Big banks putting first homebuyers at default risk

By Larry Schlesinger | 14 Apr 2009

Major banks are allowing first homebuyers to sign up for mortgages so big they are left paying more than half their net monthly income on loan repayments.

A survey carried out by The Weekend Australian found that the top four banks will lend up to $465,000 to a first time buyer earning a salary of $70,000 a year.

Taking Westpac's current variable mortgage rate of 5.64%, a loan of $465,000 taken over a 30 year term would leave a borrower making monthly repayments of $2,731.

A borrower earning a salary of $70,000 would take home approximately $4,583 a month in after-tax income, leaving a little over $1,850 (or just 39% of net income) - once the mortgage is repaid - for other expenses and living costs.

According to the Australian Bureau of Statistics (ABS), a borrower is suffering mortgage stress when they are paying 30% of their income on a home loan.
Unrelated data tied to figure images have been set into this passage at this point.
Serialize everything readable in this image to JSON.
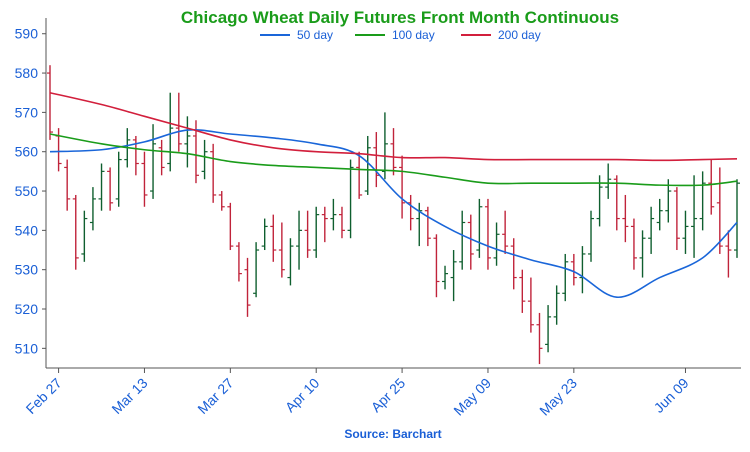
{
  "chart_data": {
    "type": "line",
    "title": "Chicago Wheat Daily Futures Front Month Continuous",
    "source": "Source: Barchart",
    "x_dates": [
      "2022-02-25",
      "2022-02-28",
      "2022-03-01",
      "2022-03-02",
      "2022-03-03",
      "2022-03-04",
      "2022-03-07",
      "2022-03-08",
      "2022-03-09",
      "2022-03-10",
      "2022-03-11",
      "2022-03-14",
      "2022-03-15",
      "2022-03-16",
      "2022-03-17",
      "2022-03-18",
      "2022-03-21",
      "2022-03-22",
      "2022-03-23",
      "2022-03-24",
      "2022-03-25",
      "2022-03-28",
      "2022-03-29",
      "2022-03-30",
      "2022-03-31",
      "2022-04-01",
      "2022-04-04",
      "2022-04-05",
      "2022-04-06",
      "2022-04-07",
      "2022-04-08",
      "2022-04-11",
      "2022-04-12",
      "2022-04-13",
      "2022-04-14",
      "2022-04-15",
      "2022-04-18",
      "2022-04-19",
      "2022-04-20",
      "2022-04-21",
      "2022-04-22",
      "2022-04-25",
      "2022-04-26",
      "2022-04-27",
      "2022-04-28",
      "2022-04-29",
      "2022-05-02",
      "2022-05-03",
      "2022-05-04",
      "2022-05-05",
      "2022-05-06",
      "2022-05-09",
      "2022-05-10",
      "2022-05-11",
      "2022-05-12",
      "2022-05-13",
      "2022-05-16",
      "2022-05-17",
      "2022-05-18",
      "2022-05-19",
      "2022-05-20",
      "2022-05-23",
      "2022-05-24",
      "2022-05-25",
      "2022-05-26",
      "2022-05-27",
      "2022-05-30",
      "2022-05-31",
      "2022-06-01",
      "2022-06-02",
      "2022-06-03",
      "2022-06-06",
      "2022-06-07",
      "2022-06-08",
      "2022-06-09",
      "2022-06-10",
      "2022-06-13",
      "2022-06-14",
      "2022-06-15",
      "2022-06-16",
      "2022-06-17"
    ],
    "x_tick_labels": [
      "Feb 27",
      "Mar 13",
      "Mar 27",
      "Apr 10",
      "Apr 25",
      "May 09",
      "May 23",
      "Jun 09"
    ],
    "ylim": [
      505,
      594
    ],
    "y_ticks": [
      510,
      520,
      530,
      540,
      550,
      560,
      570,
      580,
      590
    ],
    "grid": false,
    "legend_position": "top-center",
    "up_color": "#0f5f2f",
    "down_color": "#c0233a",
    "ohlc": [
      {
        "o": 580,
        "h": 582,
        "l": 563,
        "c": 565
      },
      {
        "o": 564,
        "h": 566,
        "l": 555,
        "c": 557
      },
      {
        "o": 556,
        "h": 558,
        "l": 545,
        "c": 548
      },
      {
        "o": 548,
        "h": 549,
        "l": 530,
        "c": 533
      },
      {
        "o": 534,
        "h": 545,
        "l": 532,
        "c": 543
      },
      {
        "o": 542,
        "h": 551,
        "l": 540,
        "c": 548
      },
      {
        "o": 548,
        "h": 557,
        "l": 545,
        "c": 555
      },
      {
        "o": 555,
        "h": 556,
        "l": 545,
        "c": 547
      },
      {
        "o": 548,
        "h": 560,
        "l": 546,
        "c": 558
      },
      {
        "o": 558,
        "h": 566,
        "l": 556,
        "c": 563
      },
      {
        "o": 563,
        "h": 564,
        "l": 554,
        "c": 557
      },
      {
        "o": 557,
        "h": 560,
        "l": 546,
        "c": 549
      },
      {
        "o": 550,
        "h": 567,
        "l": 548,
        "c": 562
      },
      {
        "o": 561,
        "h": 563,
        "l": 554,
        "c": 556
      },
      {
        "o": 557,
        "h": 575,
        "l": 555,
        "c": 566
      },
      {
        "o": 566,
        "h": 575,
        "l": 560,
        "c": 562
      },
      {
        "o": 562,
        "h": 569,
        "l": 556,
        "c": 564
      },
      {
        "o": 564,
        "h": 568,
        "l": 552,
        "c": 554
      },
      {
        "o": 555,
        "h": 563,
        "l": 553,
        "c": 560
      },
      {
        "o": 560,
        "h": 562,
        "l": 547,
        "c": 549
      },
      {
        "o": 549,
        "h": 550,
        "l": 545,
        "c": 546
      },
      {
        "o": 546,
        "h": 547,
        "l": 535,
        "c": 536
      },
      {
        "o": 536,
        "h": 537,
        "l": 527,
        "c": 529
      },
      {
        "o": 530,
        "h": 533,
        "l": 518,
        "c": 521
      },
      {
        "o": 524,
        "h": 537,
        "l": 523,
        "c": 535
      },
      {
        "o": 536,
        "h": 543,
        "l": 535,
        "c": 541
      },
      {
        "o": 541,
        "h": 544,
        "l": 532,
        "c": 535
      },
      {
        "o": 535,
        "h": 542,
        "l": 528,
        "c": 530
      },
      {
        "o": 528,
        "h": 538,
        "l": 526,
        "c": 536
      },
      {
        "o": 536,
        "h": 545,
        "l": 530,
        "c": 540
      },
      {
        "o": 540,
        "h": 545,
        "l": 533,
        "c": 535
      },
      {
        "o": 535,
        "h": 546,
        "l": 533,
        "c": 544
      },
      {
        "o": 544,
        "h": 546,
        "l": 537,
        "c": 543
      },
      {
        "o": 543,
        "h": 548,
        "l": 540,
        "c": 544
      },
      {
        "o": 544,
        "h": 546,
        "l": 538,
        "c": 540
      },
      {
        "o": 540,
        "h": 558,
        "l": 538,
        "c": 556
      },
      {
        "o": 556,
        "h": 560,
        "l": 548,
        "c": 549
      },
      {
        "o": 550,
        "h": 564,
        "l": 549,
        "c": 561
      },
      {
        "o": 561,
        "h": 565,
        "l": 551,
        "c": 554
      },
      {
        "o": 555,
        "h": 570,
        "l": 553,
        "c": 562
      },
      {
        "o": 562,
        "h": 566,
        "l": 554,
        "c": 556
      },
      {
        "o": 556,
        "h": 559,
        "l": 543,
        "c": 547
      },
      {
        "o": 547,
        "h": 549,
        "l": 540,
        "c": 543
      },
      {
        "o": 543,
        "h": 547,
        "l": 536,
        "c": 545
      },
      {
        "o": 545,
        "h": 546,
        "l": 536,
        "c": 538
      },
      {
        "o": 538,
        "h": 539,
        "l": 523,
        "c": 527
      },
      {
        "o": 527,
        "h": 531,
        "l": 525,
        "c": 529
      },
      {
        "o": 528,
        "h": 535,
        "l": 522,
        "c": 532
      },
      {
        "o": 532,
        "h": 545,
        "l": 530,
        "c": 542
      },
      {
        "o": 542,
        "h": 544,
        "l": 530,
        "c": 534
      },
      {
        "o": 535,
        "h": 548,
        "l": 533,
        "c": 546
      },
      {
        "o": 546,
        "h": 548,
        "l": 530,
        "c": 533
      },
      {
        "o": 533,
        "h": 542,
        "l": 531,
        "c": 539
      },
      {
        "o": 539,
        "h": 545,
        "l": 534,
        "c": 536
      },
      {
        "o": 536,
        "h": 538,
        "l": 525,
        "c": 528
      },
      {
        "o": 528,
        "h": 530,
        "l": 519,
        "c": 522
      },
      {
        "o": 522,
        "h": 528,
        "l": 514,
        "c": 516
      },
      {
        "o": 516,
        "h": 519,
        "l": 506,
        "c": 510
      },
      {
        "o": 511,
        "h": 521,
        "l": 509,
        "c": 518
      },
      {
        "o": 518,
        "h": 526,
        "l": 516,
        "c": 524
      },
      {
        "o": 524,
        "h": 534,
        "l": 522,
        "c": 532
      },
      {
        "o": 532,
        "h": 534,
        "l": 526,
        "c": 528
      },
      {
        "o": 528,
        "h": 536,
        "l": 524,
        "c": 534
      },
      {
        "o": 534,
        "h": 545,
        "l": 532,
        "c": 543
      },
      {
        "o": 543,
        "h": 554,
        "l": 541,
        "c": 551
      },
      {
        "o": 551,
        "h": 557,
        "l": 548,
        "c": 553
      },
      {
        "o": 553,
        "h": 554,
        "l": 540,
        "c": 543
      },
      {
        "o": 543,
        "h": 549,
        "l": 537,
        "c": 541
      },
      {
        "o": 541,
        "h": 543,
        "l": 530,
        "c": 533
      },
      {
        "o": 533,
        "h": 540,
        "l": 528,
        "c": 538
      },
      {
        "o": 538,
        "h": 546,
        "l": 534,
        "c": 543
      },
      {
        "o": 542,
        "h": 548,
        "l": 540,
        "c": 545
      },
      {
        "o": 545,
        "h": 553,
        "l": 542,
        "c": 550
      },
      {
        "o": 550,
        "h": 551,
        "l": 535,
        "c": 538
      },
      {
        "o": 538,
        "h": 545,
        "l": 534,
        "c": 541
      },
      {
        "o": 541,
        "h": 554,
        "l": 533,
        "c": 543
      },
      {
        "o": 543,
        "h": 555,
        "l": 540,
        "c": 552
      },
      {
        "o": 552,
        "h": 558,
        "l": 544,
        "c": 546
      },
      {
        "o": 547,
        "h": 556,
        "l": 534,
        "c": 536
      },
      {
        "o": 536,
        "h": 540,
        "l": 528,
        "c": 535
      },
      {
        "o": 535,
        "h": 553,
        "l": 533,
        "c": 552
      }
    ],
    "series": [
      {
        "name": "50 day",
        "color": "#1a66d9",
        "x_dates": [
          "2022-02-25",
          "2022-03-07",
          "2022-03-14",
          "2022-03-21",
          "2022-03-28",
          "2022-04-04",
          "2022-04-11",
          "2022-04-18",
          "2022-04-25",
          "2022-05-02",
          "2022-05-09",
          "2022-05-16",
          "2022-05-23",
          "2022-05-30",
          "2022-06-06",
          "2022-06-13",
          "2022-06-17"
        ],
        "values": [
          560,
          560.5,
          562.5,
          565.5,
          564.5,
          563.5,
          562,
          559,
          548,
          541,
          536,
          532.5,
          529.5,
          523,
          528,
          533,
          542
        ]
      },
      {
        "name": "100 day",
        "color": "#1a9c1a",
        "x_dates": [
          "2022-02-25",
          "2022-03-07",
          "2022-03-14",
          "2022-03-21",
          "2022-03-28",
          "2022-04-04",
          "2022-04-11",
          "2022-04-18",
          "2022-04-25",
          "2022-05-02",
          "2022-05-09",
          "2022-05-16",
          "2022-05-23",
          "2022-05-30",
          "2022-06-06",
          "2022-06-13",
          "2022-06-17"
        ],
        "values": [
          564.5,
          562,
          560.5,
          559.5,
          557.5,
          556.5,
          556,
          555.5,
          555,
          553.5,
          552,
          552,
          552,
          552,
          551.5,
          551.5,
          552.5
        ]
      },
      {
        "name": "200 day",
        "color": "#d21f3c",
        "x_dates": [
          "2022-02-25",
          "2022-03-07",
          "2022-03-14",
          "2022-03-21",
          "2022-03-28",
          "2022-04-04",
          "2022-04-11",
          "2022-04-18",
          "2022-04-25",
          "2022-05-02",
          "2022-05-09",
          "2022-05-16",
          "2022-05-23",
          "2022-05-30",
          "2022-06-06",
          "2022-06-13",
          "2022-06-17"
        ],
        "values": [
          575,
          572,
          569,
          566,
          563,
          561,
          560,
          559.5,
          558.5,
          558.5,
          558,
          558,
          558,
          558,
          557.8,
          558,
          558.2
        ]
      }
    ]
  }
}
The loans currently being approved by major banks, according to the survey, mean some borrowers are spending as much as 60% of their disposable income on mortgage repayments.

The survey found that Westpac would lend $465,000 to a first homebuyer earning $70,000, the CBA $444,000 and NAB $380,000 (as well a credit card with an $8,000 limit). The loans are offered on the proviso that borrowers take out mortgage insurance.